Seminar and Book Launch with Dr Yusuf Serunkuma

- Date: Thursday 8 May 2025
- Location: University of Leeds
- Cost: Free
Leeds University Centre for African Studies (LUCAS) and the Global Political Economy (GPE) group at the School of Politics and International Studies (POLIS) invite you to two engaging academic events
About Yusuf Serunkuma: Dr Serunkuma is a postdoctoral fellow at the Department of Social and Cultural Anthropology, Faculty of Social Sciences, at KU Leuven in Belgium. He is a cultural studies major, who focuses on nationalist sentiments and new colonialism. He has researched and taught courses in decolonial studies, literature and political economy. He is also a columnist in Ugandan newspapers, The Observer and a playwright. He is the author of the play, The Snake Farmers, a recommended reading for high schools in Rwanda and Ugandan. The Meat Festivals by Fountain Publishers is his latest play and is also recommended for high school curricula in Uganda. Dr Serunkuma writes regularly for ROAPE, The Elephant in Kenya and the Pan-African Review in Rwanda. His latest book is titled Surrounded: Democracy, Free Markets and Other Entrapments of New Colonialism (Kampala: Editor House Facility, 2025). His other recent publications include:
• 2025: Expulsion as decolonization: Idi Amin's ghost, Asian "repossession" and re-domination of Uganda's economy. Public Culture 36(3):391–408.
• 2024: Decolonial dilemmas: the deception of a "global knowledge commonwealth" and the tragedian entrapment of an African scholar. Africa Spectrum 59(1):10–24.
• 2024: "These Somalis are not Somalis:" cup of art, Italian coffeehouse, authentic identities, and belonging in Hargeisa, Somaliland. African Studies Review 67(1):157–176.
• 2022: Non-essential humans: essays on governance, run and survival in Covid-19 Uganda. Kampala: Editor House Facility.
• 2022: Before the first drop: oil, capitalists, and the wretcheds of Western Uganda. Edited with Eria Serwajja. Kampala: Editor House Facility.
• 2019: The academia is a marketplace: history, context and decolonization at Makerere University. AnthroSource 2(1):119–130.
Event details:
Seminar with Dr Yusuf Serunkuma: ‘Breaking the bank: rereading forgery and fraud in the postcolonial neo-colonized world’
Date: Thursday 8 May 2025.
Time: 10:00–12.00.
Venue: Newlyn SR (1.07).
Welcome: Abel F. Ugba. Acting Director of LUCAS.

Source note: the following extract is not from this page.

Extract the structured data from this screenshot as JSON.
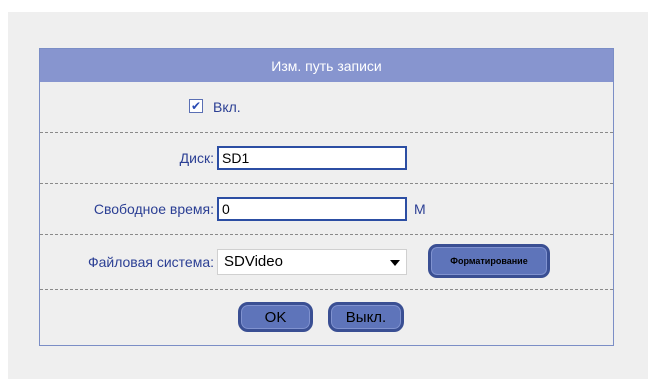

Chair: Jeremiah O. Arowosegbe.
Seminar Summary: This seminar discusses forgery and fraud as a counter public – an alternative, almost subversive authentication of claims (identity, knowledge and ownership) towards mobility and survival. Dr. Serunkuma examines how counterfeit and forgery – often perceived negatively – can be understood as forms of resistance and survival strategies often meant to level the playing field where colonial – modern bureaucracy – is not only disconnected from the lived realities of ordinary folks, but also often privileges those in power. Focusing on the manufacture of documents in East Africa, this seminar highlights the ways in which ordinary folks negotiate their dreams, interests and livelihoods in a system often designed to keep them outside.
Book launch talk: ‘Surrounded: towards a critical decolonial theory’
Date: Thursday 8 May 2025.
Time: 14:00–16:00.
Venue: William Bragg LT (2.37).
Welcome: Abel F. Ugba. Acting Director of LUCAS.
Chair: Jörg Wiegratz.
Lecture Summary: Serunkuma's latest book, Surrounded: Democracy, Free Markets and Other Entrapments of New Colonialism, is a powerful collection of essays calling for revolutionary action against disguised forms of new colonialism. Drawing from critical legal studies and critical race theory, Dr. Serunkuma introduces critical decolonial theory (CDT) and examines modern political ideals like civil society, democracy, human rights and scholarship (‘publish or perish’), among others as tools of colonial control. This public presentation of Dr Serunkuma explores how these ideals perpetuate colonialist extractions urging a rethinking of Afrocentric versions of these concepts.